Thanks very much.

So it sounds like I need to figure out a way to get both dscp 46 and dscp 24 applied under the same class-map if I don't have rtp audio.

Disclaimer

The Author of this posting offers the information contained within this posting without consideration and with the reader's understanding that there's no implied or expressed suitability or fitness for any purpose. Information provided is for informational purposes only and should not be construed as rendering professional advice of any kind. Usage of this posting's information is solely at reader's own risk.

Liability Disclaimer

In no event shall Author be liable for any damages wha2tsoever (including, without limitation, damages for loss of use, data or profit) arising out of the use or inability to use the posting's information even if Author has been advised of the possibility of such damage.

Posting

Maybe . . .

ip access-list extended qos_voice_in_from_hosts
permit udp 192.168.154.0 0.0.0.255 8.xx.0.0 0.0.3.255

ip access-list extended qos_signaling_in_from_hosts
permit tcp 192.168.154.0 0.0.0.255 8.xx.0.0 0.0.3.255

BTW, from what you've posted, you can:

ip access-list extended rest_best_effort
permit ip any any

class-map REST-BEST-EFFORT

match access-group rest_best_effort

class REST-BEST-EFFORT

Hi Joseph,

I'm actually really glad you posted that config with the slashes through them because it gives me a chance to bring something up that no one could answer.  My original config did not include those lines, and when I rolled the config out without the permit any / best effort portion, it actually ended up crashing my entire branch, with the exception of the phones, which still worked, but all data was hosed.  The only thing I can deduce is that even though the ACL is applied as a service policy, it was still acting like an access-group. I actually haven't tested the permit any part yet, but I am assuming that is what I had needed to do.  By the way, this switch is an SG300-28P.

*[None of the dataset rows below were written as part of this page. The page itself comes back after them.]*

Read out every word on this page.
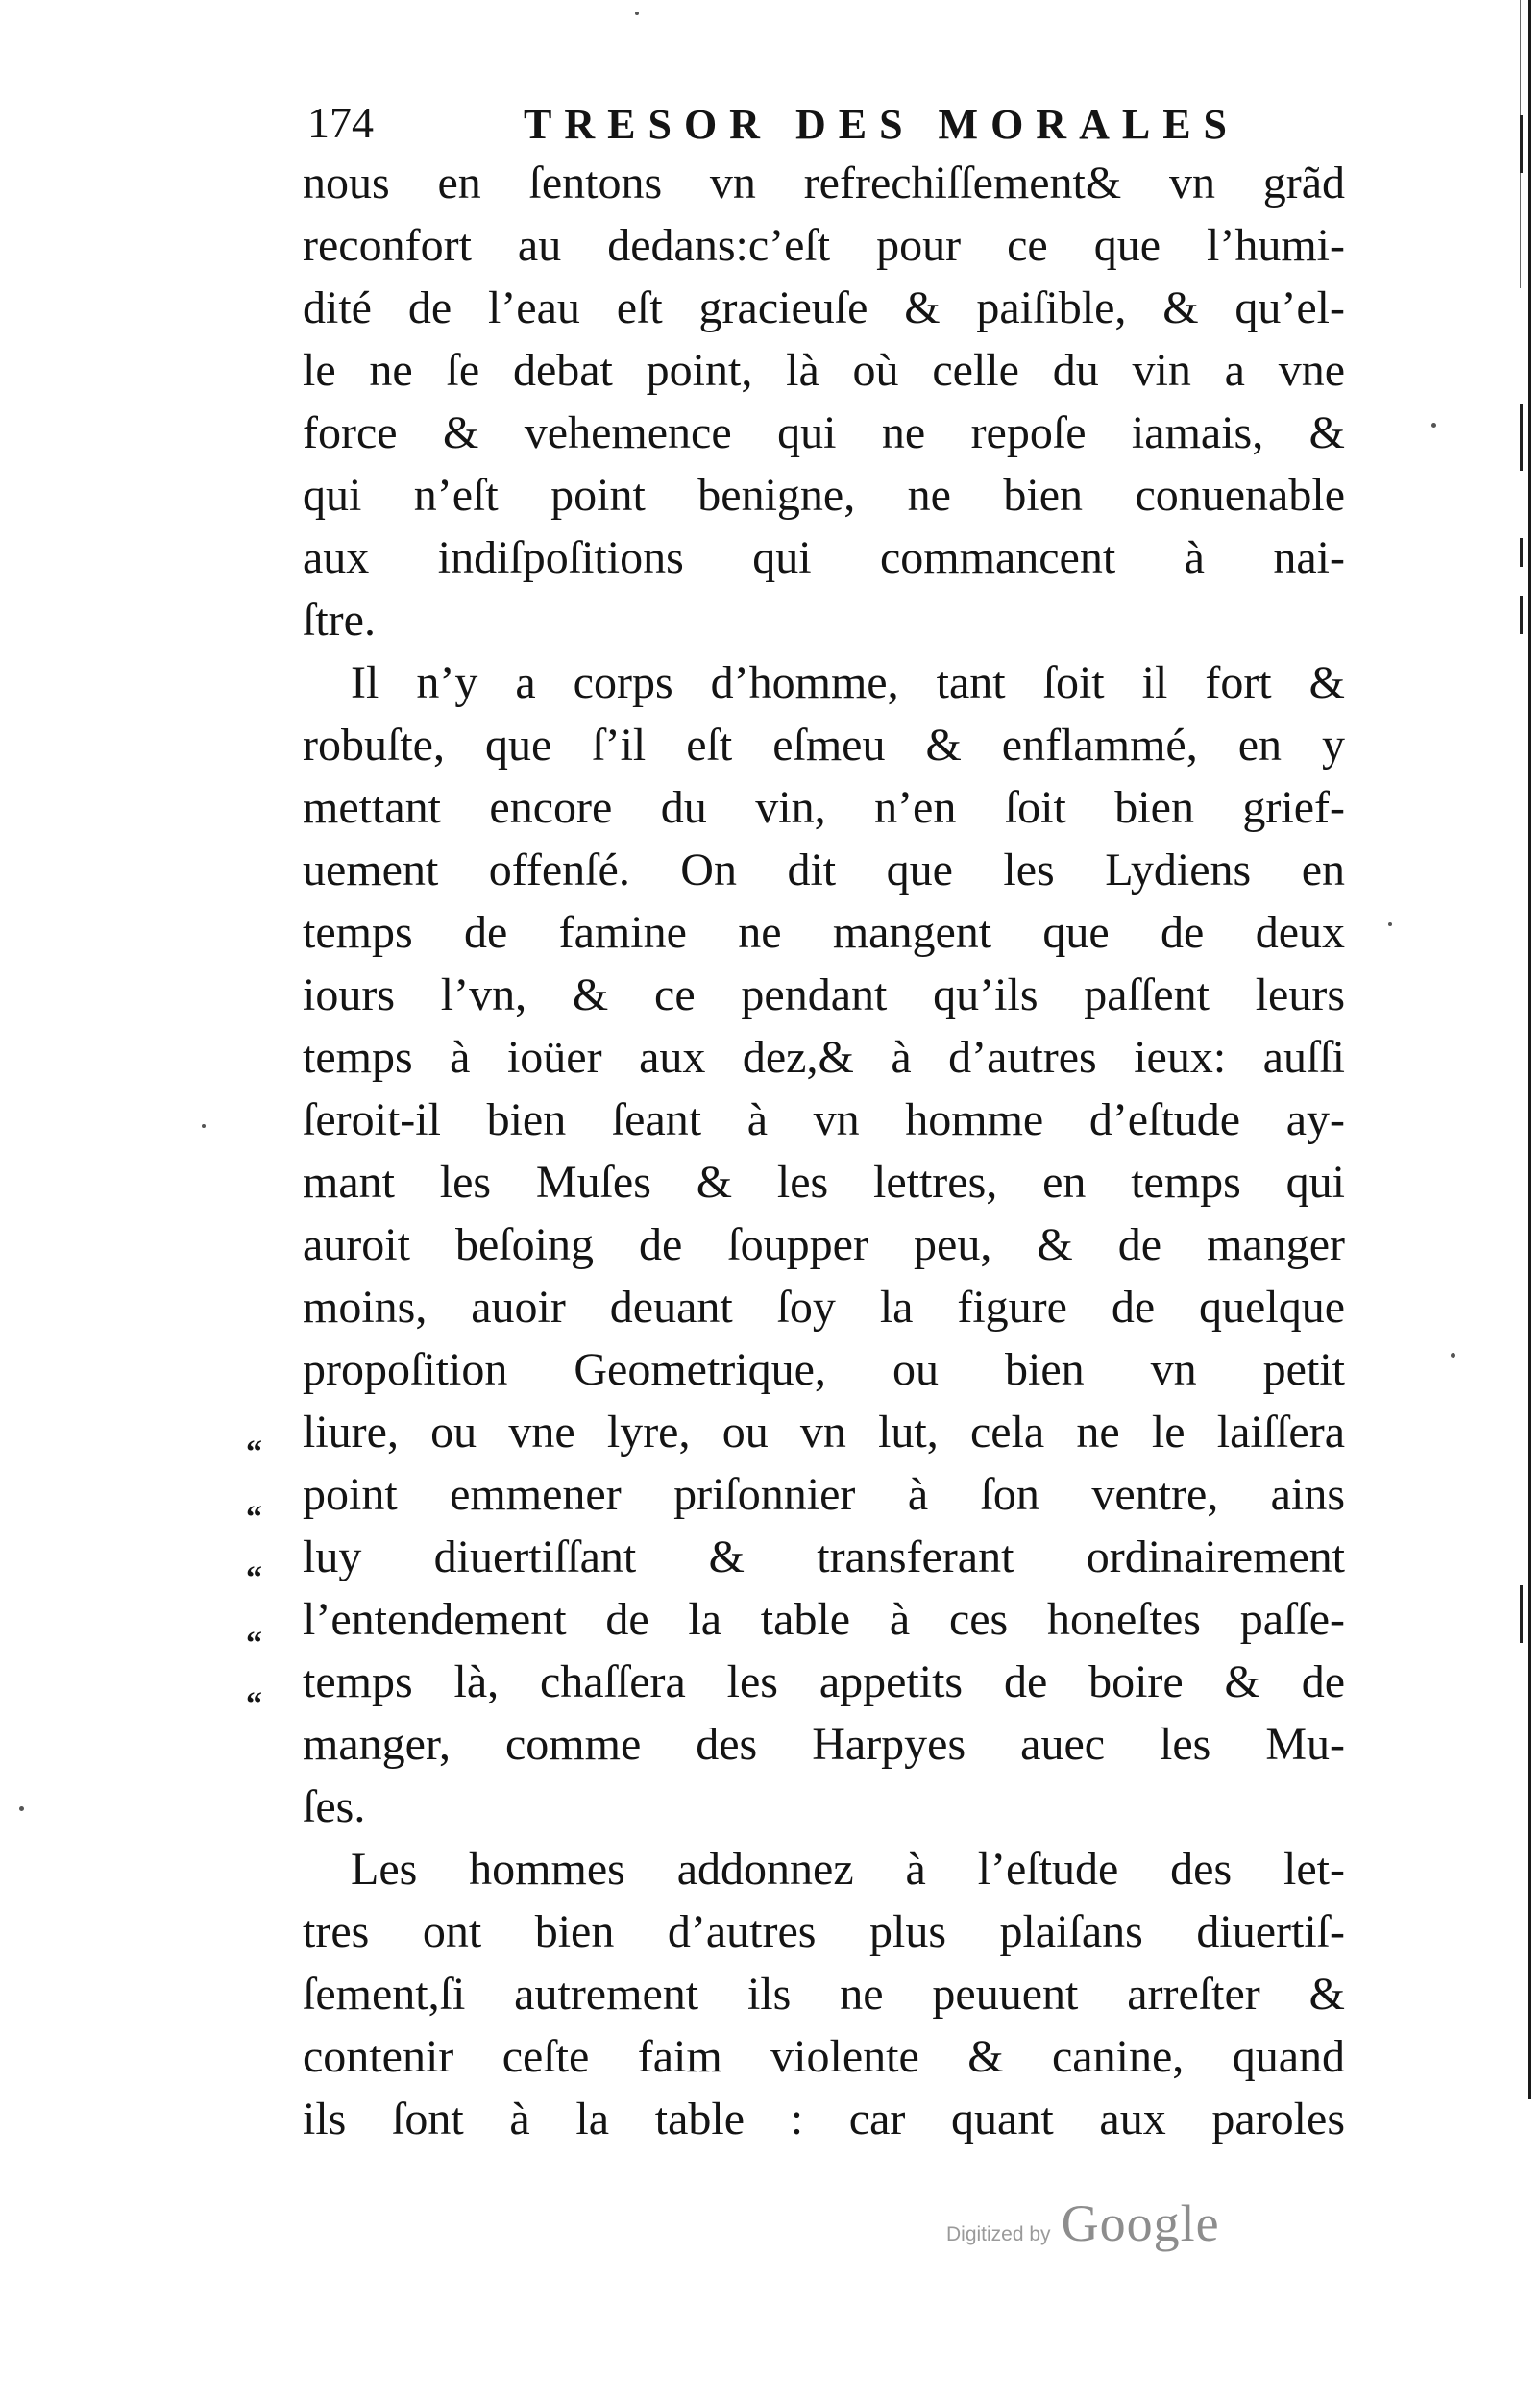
174	TRESOR DES MORALES
“
“
“
“
“
nous en ſentons vn refrechiſſement& vn grãd
reconfort au dedans:c’eſt pour ce que l’humi-
dité de l’eau eſt gracieuſe & paiſible, & qu’el-
le ne ſe debat point, là où celle du vin a vne
force & vehemence qui ne repoſe iamais, &
qui n’eſt point benigne, ne bien conuenable
aux indiſpoſitions qui commancent à nai-
ſtre.
Il n’y a corps d’homme, tant ſoit il fort &
robuſte, que ſ’il eſt eſmeu & enflammé, en y
mettant encore du vin, n’en ſoit bien grief-
uement offenſé. On dit que les Lydiens en
temps de famine ne mangent que de deux
iours l’vn, & ce pendant qu’ils paſſent leurs
temps à ioüer aux dez,& à d’autres ieux: auſſi
ſeroit-il bien ſeant à vn homme d’eſtude ay-
mant les Muſes & les lettres, en temps qui
auroit beſoing de ſoupper peu, & de manger
moins, auoir deuant ſoy la figure de quelque
propoſition Geometrique, ou bien vn petit
liure, ou vne lyre, ou vn lut, cela ne le laiſſera
point emmener priſonnier à ſon ventre, ains
luy diuertiſſant & transferant ordinairement
l’entendement de la table à ces honeſtes paſſe-
temps là, chaſſera les appetits de boire & de
manger, comme des Harpyes auec les Mu-
ſes.
Les hommes addonnez à l’eſtude des let-
tres ont bien d’autres plus plaiſans diuertiſ-
ſement,ſi autrement ils ne peuuent arreſter &
contenir ceſte faim violente & canine, quand
ils ſont à la table : car quant aux paroles
Digitized by Google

To your other point, I think that suggestion will work great.  Is all voice udp, while all signaling is tcp for sure?

Hello.

If you don't have a nbar at you switch, you can make a class with MAC ACL. To create a MAC ACL you can use a command like "mac access-list extended <name>". And use this ACL at the class-map. But if packets reaching your switch via a same router (that works as gateway) it will not help you. At this case it's better to change IP network for phone or PCs.

Best Regards.

Disclaimer

The Author of this posting offers the information contained within this posting without consideration and with the reader's understanding that there's no implied or expressed suitability or fitness for any purpose. Information provided is for informational purposes only and should not be construed as rendering professional advice of any kind. Usage of this posting's information is solely at reader's own risk.

Liability Disclaimer

In no event shall Author be liable for any damages wha2tsoever (including, without limitation, damages for loss of use, data or profit) arising out of the use or inability to use the posting's information even if Author has been advised of the possibility of such damage.

Posting

I'm not familiar with the SG series, but on ISRs there's always a class-default, whether you define it or not.  Also, by default, on those platforms it doesn't block any traffic.

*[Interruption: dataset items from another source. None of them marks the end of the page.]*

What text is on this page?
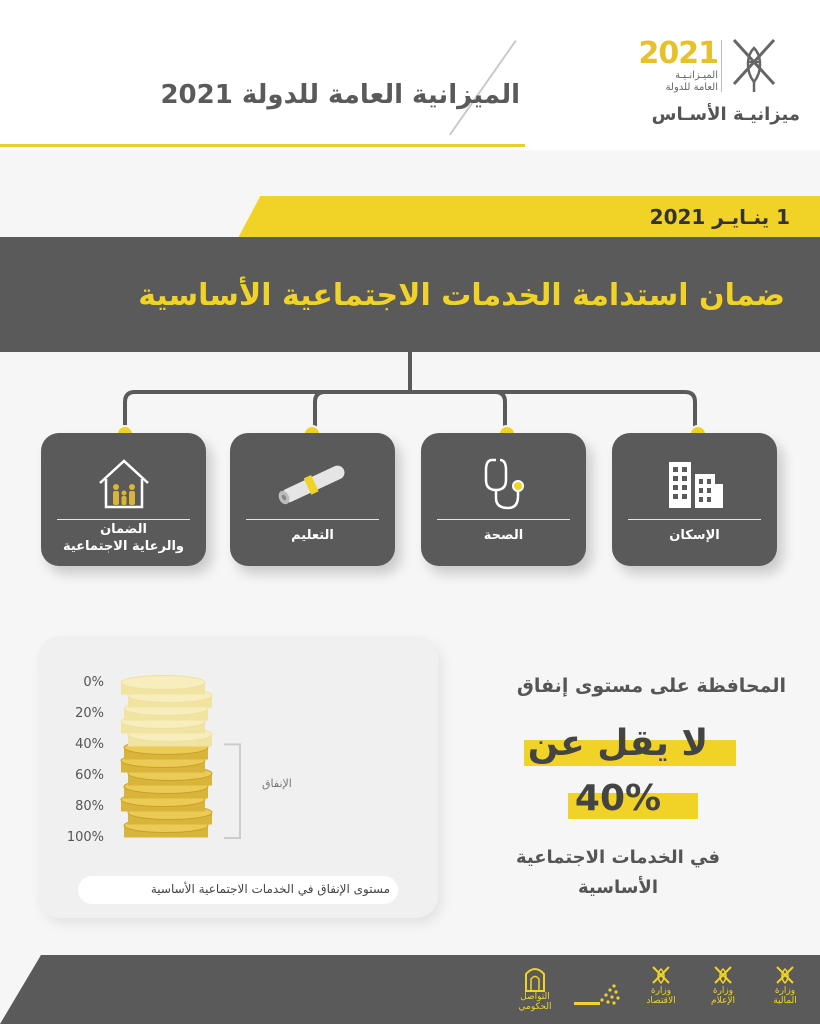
الميزانية العامة للدولة 2021
2021
الميـزانـيـة
العامة للدولة
ميزانيـة الأسـاس
1 ينـايـر 2021
ضمان استدامة الخدمات الاجتماعية الأساسية
الإسكان
الصحة
التعليم
الضمان
والرعاية الاجتماعية
0%
20%
40%
60%
80%
100%
الإنفاق
مستوى الإنفاق في الخدمات الاجتماعية الأساسية
المحافظة على مستوى إنفاق
لا يقل عن
40%
في الخدمات الاجتماعية
الأساسية
وزارة
المالية
وزارة
الإعلام
وزارة
الاقتصاد
التواصل
الحكومي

Generally, VoIP bearer traffic uses UDP and VoIP signally uses TCP.  If the traffic is being generated by a VoIP phone, many can be configure to mark their packets.  If you cannot get them to mark as you desire, you're policy could look for how they are currently marked and remark them.

Thanks guys.  Unfortunately the ASA's I've inherited (gateway device at each site) only have a base license, which only allows for two nameif's; inside & outside. So while I completely agree that I should be segmenting VOIP and data onto two separate subnets, I unfortunately don't have the capability to do so. As for the MAC ACL, the sites do use a common gateway device for both types of traffic, so I think I am out of luck with that option too.

Joseph, I believe my provider uses UDP for signaling as well. I will confirm.  Assuming they do use UDP for both, do you think a policy that only marks packets with dscp ef would be enough to prioritize it through the LAN? Or do I absolutely need to tag it with cs3 as well?

Disclaimer

The Author of this posting offers the information contained within this posting without consideration and with the reader's understanding that there's no implied or expressed suitability or fitness for any purpose. Information provided is for informational purposes only and should not be construed as rendering professional advice of any kind. Usage of this posting's information is solely at reader's own risk.

Liability Disclaimer

In no event shall Author be liable for any damages wha2tsoever (including, without limitation, damages for loss of use, data or profit) arising out of the use or inability to use the posting's information even if Author has been advised of the possibility of such damage.

Posting

VoIP signally usually consume low bandwidth, and you can often "get away" with treating it just like the VoIP bearer traffic.  So, if you cannot distinguish signally from bearer, treating both alike probably won't create any issues.

Regarding marking signally EF rather than CS3, again, see prior paragraph, but how EF or CS3 is actually treated within you LAN, depends on LAN QoS policies.

Thanks Joseph.  As always, I appreciate your help.